We’ve written before about how to lay out the road map for your next rapid improvement or Kaizen event. Careful planning is essential to an effective event, but what happens afterward is important as well.
We’ve seen too many apparently successful events fail to have a lasting impact because processes quickly devolve right back to where they were before the improvement effort.
If you want your rapid improvement events to result in lasting positive change, and you want each event to be even better than the last, be sure to ask these questions when it is over.
What went right?
It is smart to look for the things that worked well so that they can be documented and repeated. Perhaps a particular improvement cycle like DMAIC was central to the positive outcome; this is worth noting. Make sure to talk to people about what went right, too. It may seem like a no-brainer, but it's so easy to fall into the trap of jumping straight into what went wrong and should be improved. By taking a few minutes to focus on the positive and recognize the people who contributed, you'll boost morale and encourage future engagement.
What went wrong?
Almost every improvement event will have a few hiccups. Identify them and discuss ways that they might be avoided in the future. Were there steps missed during the planning phase, or were important stakeholders overlooked? A bit of root cause analysis on the obstacles faced during your event will help you improve on the next one. The most important thing here, though, is to make sure that you're looking for WHAT went wrong, not WHO did it. Pointing fingers won't do you any good. Instead, focus on ways to improve so that no one makes the same mistake again.

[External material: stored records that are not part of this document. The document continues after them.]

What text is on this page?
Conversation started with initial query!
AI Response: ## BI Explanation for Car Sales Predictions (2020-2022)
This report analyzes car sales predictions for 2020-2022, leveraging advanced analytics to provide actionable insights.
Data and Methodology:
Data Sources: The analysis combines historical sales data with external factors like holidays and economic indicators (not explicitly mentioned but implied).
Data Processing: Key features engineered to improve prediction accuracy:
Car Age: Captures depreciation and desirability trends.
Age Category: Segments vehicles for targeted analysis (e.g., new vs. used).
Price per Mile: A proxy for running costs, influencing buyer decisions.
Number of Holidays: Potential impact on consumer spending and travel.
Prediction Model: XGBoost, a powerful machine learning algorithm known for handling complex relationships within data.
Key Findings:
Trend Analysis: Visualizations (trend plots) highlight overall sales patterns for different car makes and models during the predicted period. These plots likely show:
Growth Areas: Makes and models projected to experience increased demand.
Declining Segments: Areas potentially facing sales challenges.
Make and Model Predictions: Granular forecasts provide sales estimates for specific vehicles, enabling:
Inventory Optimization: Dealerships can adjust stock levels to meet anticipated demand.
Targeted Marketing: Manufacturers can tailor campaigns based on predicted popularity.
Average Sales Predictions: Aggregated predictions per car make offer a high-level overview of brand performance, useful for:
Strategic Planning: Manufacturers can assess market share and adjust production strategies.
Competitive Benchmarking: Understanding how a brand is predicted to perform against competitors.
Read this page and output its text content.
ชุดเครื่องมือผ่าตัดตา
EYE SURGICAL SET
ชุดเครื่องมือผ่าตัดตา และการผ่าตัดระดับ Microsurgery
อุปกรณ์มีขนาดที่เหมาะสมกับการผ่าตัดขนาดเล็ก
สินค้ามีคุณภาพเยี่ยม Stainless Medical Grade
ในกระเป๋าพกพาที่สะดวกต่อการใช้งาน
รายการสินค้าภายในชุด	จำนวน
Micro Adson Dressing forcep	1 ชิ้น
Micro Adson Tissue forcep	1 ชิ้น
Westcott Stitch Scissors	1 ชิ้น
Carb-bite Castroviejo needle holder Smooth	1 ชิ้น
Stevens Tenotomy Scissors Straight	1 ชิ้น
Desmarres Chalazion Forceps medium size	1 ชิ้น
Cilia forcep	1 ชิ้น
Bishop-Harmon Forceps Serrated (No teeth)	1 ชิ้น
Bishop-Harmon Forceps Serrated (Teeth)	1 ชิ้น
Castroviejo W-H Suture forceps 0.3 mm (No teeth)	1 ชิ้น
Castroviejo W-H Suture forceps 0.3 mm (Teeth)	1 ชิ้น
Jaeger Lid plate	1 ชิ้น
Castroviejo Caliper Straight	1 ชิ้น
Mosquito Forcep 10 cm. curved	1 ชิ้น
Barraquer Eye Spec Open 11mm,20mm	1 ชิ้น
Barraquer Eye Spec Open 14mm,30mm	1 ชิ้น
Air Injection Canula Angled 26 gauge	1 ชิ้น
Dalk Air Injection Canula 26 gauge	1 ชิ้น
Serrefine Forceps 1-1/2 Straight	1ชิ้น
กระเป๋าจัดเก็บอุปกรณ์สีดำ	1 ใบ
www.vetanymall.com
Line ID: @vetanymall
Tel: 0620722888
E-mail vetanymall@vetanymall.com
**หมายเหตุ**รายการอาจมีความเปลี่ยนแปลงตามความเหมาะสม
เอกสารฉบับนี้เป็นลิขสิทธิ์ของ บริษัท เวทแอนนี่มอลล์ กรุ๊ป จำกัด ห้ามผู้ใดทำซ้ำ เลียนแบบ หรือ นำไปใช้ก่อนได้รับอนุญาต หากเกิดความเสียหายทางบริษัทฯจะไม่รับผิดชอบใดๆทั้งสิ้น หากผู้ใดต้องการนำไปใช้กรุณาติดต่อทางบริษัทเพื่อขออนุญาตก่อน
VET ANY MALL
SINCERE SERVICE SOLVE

What was the result of the improvement compared to the baseline?
You had a baseline, right? OK, good. Now you can apply the objective measurements that you identified before the event to determine how much improvement was achieved based on your specific goals. It's worth taking the extra time to at least estimate your starting state, even if you're improving something that is hard to get firm, accurate data around. If you skip this step, it'll be a lot harder to demonstrate the impact of the improvement afterward.
How will we sustain the improvement?
This is a big one. Without a specific plan and people with accountability, all of your efforts may be for naught. Select appropriate intervals at one month, six months, one year, and so forth to check the metrics and report results. Make the necessary updates to Standard Work and don’t skimp on training. Make sure that you log it in an improvement software platform, so that people can do a simple keyword search for it later when working on new projects in that area.
How will we measure the impact of the improvement over time?
It is great to know immediately how you are doing vs. the baseline, but ideally, your improvement efforts will bring you returns far into the future. There may be things that don’t make sense to measure immediately but will be informative in six months or a year. Right after the event is a good time to figure out what they are. Keep in mind that it isn't just the financials that matter; qualitative improvements such as quality, safety, cycle time, and staff and customer satisfaction are critical to business success as well.
Who can we thank?
Recognition and appreciation fuel an improvement culture. Don’t miss the opportunity immediately following your rapid improvement event to thank the team members and others who contributed to success. Doing show reminds everyone that you value their work and respect the unique input they bring to the table, thus encouraging them to engage even more in the future.
Did we uncover any opportunities for incremental improvement?
Not every improvement requires a full-scale rapid improvement event. Incremental improvements can, and should, be made every day. It is not uncommon that during an improvement blitz, teams identify smaller opportunities that should be documented and implemented in between events. Improvement software will help you keep track of those (and the event, of course) so that nothing slips through the cracks once attention has shifted from the event elsewhere.
These questions form a good basis for a post-event debrief with the participants. They also make a great structure for reporting the results and lessons learned from your event to executive leaders. When it comes to rapid improvement events, it’s not over when it’s over.